Apart from that, he said “we a want a society where liberty, freedom, respect for law, respect for each other becomes the guiding principles of the collective body politic of our various nations. I think that the extent to which the Rome Statute and the institutions that it has set up is working towards that end that should be supported,” he added.
He therefore noted that the work of the ICC had the full support of Ghana and could be described as one of the few areas that enjoyed broad political support because the Ghanaian Parliament that ratified the treaty in 1999 was a House dominated by the National Democratic (NDC).
As soon as the New Patriotic Party (NPP) came to power in 2000, he indicated that as the Minister of Justice at the time, he traveled to Rome for the ceremony that brought the treaty into effect adding that the Rome Treaty has enjoyed broad national support and had never become a tool for domestic politics, attributing the reason for the support from both sides of the political divide to a commitment to building a nation with democratic principles, accountability and support for the rule of law in the last 30 years.
President Akufo-Addo expressed surprise that certain offences under the Rome statutes have not been domesticated many years down the line.
But Attorney General and Minister of Justice, Godfred Yeboah Dame, was on hand with an explanation.
There and then, the President instructed him to do so to ensure that crimes against humanity, war crimes and crimes of aggression would be incorporated into the nation’s laws.
With that, he was confident that if a Ghanaian national was involved in some of these States crimes, the person would have the possibility of being tried by his or her own municipal courts in Ghana and so that the idea of being hauled before the ICC in The Hague would be just the last resort and not the first option.
On his part, President of the ICC, Hofma?ski described Ghana’s support for the ICC as very strong because it was one of the first countries in the world to signed the agreement and had remained so till date.
He revealed that the court was currently dealing with 16 cases spread across all continents of the globe so it was not the case that the ICC was concentrated on the African continent alone and that the investigator’s offices are dealing with cases from Myanmar, Palestine, Afghanistan, Columbia, Venezuela, Georgia and Ukraine which was an indication that the court was becoming universal to close the gap of impunity.
He however admitted this was not enough and thus called for support to ensure that it becomes more universal.

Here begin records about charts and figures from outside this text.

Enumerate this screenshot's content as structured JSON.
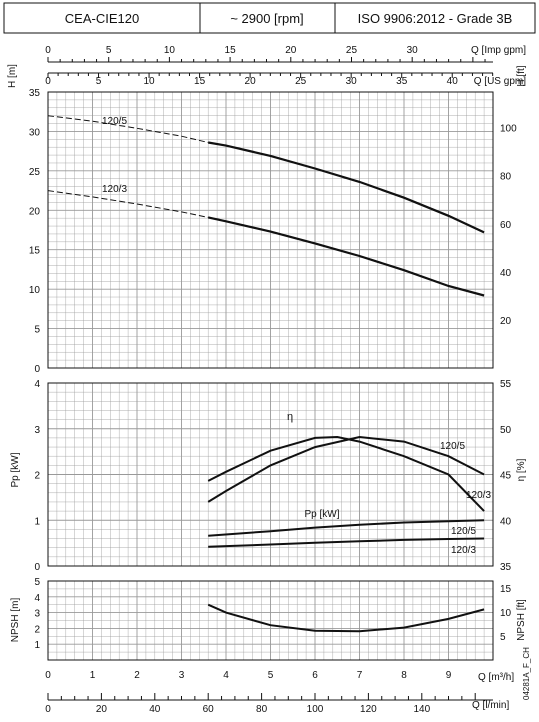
{
  "header": {
    "model": "CEA-CIE120",
    "speed": "~ 2900 [rpm]",
    "standard": "ISO 9906:2012 - Grade 3B"
  },
  "axes": {
    "q_imp_gpm_label": "Q [Imp gpm]",
    "q_us_gpm_label": "Q [US gpm]",
    "q_m3h_label": "Q [m³/h]",
    "q_lmin_label": "Q [l/min]",
    "h_m_label": "H [m]",
    "h_ft_label": "H [ft]",
    "pp_label": "Pp [kW]",
    "eta_label": "η [%]",
    "npsh_m_label": "NPSH [m]",
    "npsh_ft_label": "NPSH [ft]"
  },
  "footer_code": "04281A_F_CH",
  "chart_data": {
    "type": "line",
    "x_unit": "m³/h",
    "x_range": [
      0,
      10
    ],
    "scales": {
      "q_m3h_ticks": [
        0,
        1,
        2,
        3,
        4,
        5,
        6,
        7,
        8,
        9
      ],
      "q_lmin_ticks": [
        0,
        20,
        40,
        60,
        80,
        100,
        120,
        140
      ],
      "q_imp_gpm_ticks": [
        0,
        5,
        10,
        15,
        20,
        25,
        30
      ],
      "q_us_gpm_ticks": [
        0,
        5,
        10,
        15,
        20,
        25,
        30,
        35,
        40
      ],
      "h_m_ticks": [
        0,
        5,
        10,
        15,
        20,
        25,
        30,
        35
      ],
      "h_ft_ticks": [
        20,
        40,
        60,
        80,
        100
      ],
      "pp_kw_ticks": [
        0,
        1,
        2,
        3,
        4
      ],
      "eta_pct_ticks": [
        35,
        40,
        45,
        50,
        55
      ],
      "npsh_m_ticks": [
        1,
        2,
        3,
        4,
        5
      ],
      "npsh_ft_ticks": [
        5,
        10,
        15
      ]
    },
    "panels": [
      {
        "name": "head",
        "ylim": [
          0,
          35
        ],
        "ylim_right_ft": [
          0,
          114.83
        ],
        "series": [
          {
            "name": "120/5",
            "dashed": [
              [
                0,
                32.0
              ],
              [
                1,
                31.3
              ],
              [
                2,
                30.4
              ],
              [
                3,
                29.4
              ],
              [
                3.6,
                28.6
              ]
            ],
            "solid": [
              [
                3.6,
                28.6
              ],
              [
                4,
                28.2
              ],
              [
                5,
                26.9
              ],
              [
                6,
                25.3
              ],
              [
                7,
                23.6
              ],
              [
                8,
                21.6
              ],
              [
                9,
                19.3
              ],
              [
                9.8,
                17.2
              ]
            ]
          },
          {
            "name": "120/3",
            "dashed": [
              [
                0,
                22.5
              ],
              [
                1,
                21.7
              ],
              [
                2,
                20.8
              ],
              [
                3,
                19.8
              ],
              [
                3.6,
                19.1
              ]
            ],
            "solid": [
              [
                3.6,
                19.1
              ],
              [
                4,
                18.6
              ],
              [
                5,
                17.3
              ],
              [
                6,
                15.8
              ],
              [
                7,
                14.2
              ],
              [
                8,
                12.4
              ],
              [
                9,
                10.4
              ],
              [
                9.8,
                9.2
              ]
            ]
          }
        ]
      },
      {
        "name": "power_efficiency",
        "ylim": [
          0,
          4
        ],
        "ylim_right_pct": [
          35,
          55
        ],
        "pp_label": "Pp [kW]",
        "eta_symbol": "η",
        "series": [
          {
            "name": "η 120/5",
            "axis": "eta",
            "points": [
              [
                3.6,
                44.3
              ],
              [
                4,
                45.3
              ],
              [
                5,
                47.6
              ],
              [
                6,
                49.0
              ],
              [
                6.5,
                49.1
              ],
              [
                7,
                48.6
              ],
              [
                8,
                47.0
              ],
              [
                9,
                45.0
              ],
              [
                9.8,
                41.0
              ]
            ]
          },
          {
            "name": "η 120/3",
            "axis": "eta",
            "points": [
              [
                3.6,
                42.0
              ],
              [
                4,
                43.2
              ],
              [
                5,
                46.0
              ],
              [
                6,
                48.0
              ],
              [
                7,
                49.1
              ],
              [
                8,
                48.6
              ],
              [
                9,
                47.0
              ],
              [
                9.8,
                45.0
              ]
            ]
          },
          {
            "name": "Pp 120/5",
            "axis": "pp",
            "points": [
              [
                3.6,
                0.66
              ],
              [
                5,
                0.76
              ],
              [
                6,
                0.84
              ],
              [
                7,
                0.9
              ],
              [
                8,
                0.95
              ],
              [
                9,
                0.98
              ],
              [
                9.8,
                1.0
              ]
            ]
          },
          {
            "name": "Pp 120/3",
            "axis": "pp",
            "points": [
              [
                3.6,
                0.42
              ],
              [
                5,
                0.47
              ],
              [
                6,
                0.51
              ],
              [
                7,
                0.54
              ],
              [
                8,
                0.57
              ],
              [
                9,
                0.59
              ],
              [
                9.8,
                0.6
              ]
            ]
          }
        ],
        "labels": [
          "120/5",
          "120/3",
          "120/5",
          "120/3"
        ]
      },
      {
        "name": "npsh",
        "ylim": [
          0,
          5
        ],
        "ylim_right_ft": [
          0,
          16.4
        ],
        "series": [
          {
            "name": "NPSH",
            "points": [
              [
                3.6,
                3.5
              ],
              [
                4,
                3.0
              ],
              [
                5,
                2.2
              ],
              [
                6,
                1.85
              ],
              [
                7,
                1.82
              ],
              [
                8,
                2.05
              ],
              [
                9,
                2.6
              ],
              [
                9.8,
                3.2
              ]
            ]
          }
        ]
      }
    ]
  }
}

The ICC remains to date, the most successful form of inter-State collaboration on the establishment of a system of international criminal justice to investigate, prosecute and try perpetrators of mass crimes of concern to the international community.
The origins of this system of international criminal justice date back to the Nuremberg and Tokyo military tribunals which were set up at the end of the Second World War to try specific cases of international concern.

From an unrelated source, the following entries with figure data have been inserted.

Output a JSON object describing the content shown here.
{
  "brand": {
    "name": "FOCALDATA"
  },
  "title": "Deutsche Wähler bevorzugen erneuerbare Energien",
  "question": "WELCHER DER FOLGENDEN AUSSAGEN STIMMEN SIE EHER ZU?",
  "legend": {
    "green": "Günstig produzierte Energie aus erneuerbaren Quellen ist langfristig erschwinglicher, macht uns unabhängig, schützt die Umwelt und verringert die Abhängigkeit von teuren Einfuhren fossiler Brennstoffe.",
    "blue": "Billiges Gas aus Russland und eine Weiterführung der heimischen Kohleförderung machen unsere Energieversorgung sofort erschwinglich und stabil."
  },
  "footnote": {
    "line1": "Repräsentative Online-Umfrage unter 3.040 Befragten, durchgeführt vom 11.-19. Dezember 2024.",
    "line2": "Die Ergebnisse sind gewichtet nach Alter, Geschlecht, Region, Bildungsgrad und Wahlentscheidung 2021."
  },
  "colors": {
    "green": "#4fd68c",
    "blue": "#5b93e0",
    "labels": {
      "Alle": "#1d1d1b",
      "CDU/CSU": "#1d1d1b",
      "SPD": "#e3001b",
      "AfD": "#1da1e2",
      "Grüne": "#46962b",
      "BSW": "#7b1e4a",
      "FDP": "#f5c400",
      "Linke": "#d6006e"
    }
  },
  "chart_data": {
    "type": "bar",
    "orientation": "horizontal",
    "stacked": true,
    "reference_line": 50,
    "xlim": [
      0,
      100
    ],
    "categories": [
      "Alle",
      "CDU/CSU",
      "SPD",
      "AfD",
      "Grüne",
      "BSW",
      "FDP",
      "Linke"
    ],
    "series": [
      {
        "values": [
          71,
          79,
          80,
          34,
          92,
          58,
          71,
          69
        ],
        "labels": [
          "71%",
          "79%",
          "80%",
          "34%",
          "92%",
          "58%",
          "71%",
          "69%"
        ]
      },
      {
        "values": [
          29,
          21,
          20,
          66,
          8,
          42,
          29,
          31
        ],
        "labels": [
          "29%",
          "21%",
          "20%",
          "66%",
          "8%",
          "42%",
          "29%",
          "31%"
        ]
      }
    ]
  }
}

The resurgence, around the World particularly in Yugoslavia, Rwanda, and Liberia, of mass atrocities that shocked the conscience of humanity, convinced the world to provide a permanent solution for the prosecution of international crimes, to aid in the fight against impunity instead of the old ad hoc responses.
Against this background, on 17 July 1998, the international community adopted the Rome Statute – the founding treaty of the International Criminal Court, to provide for a permanent jurisdiction set up to prosecute crimes of genocide, crimes against humanity, war crimes and crimes of aggression.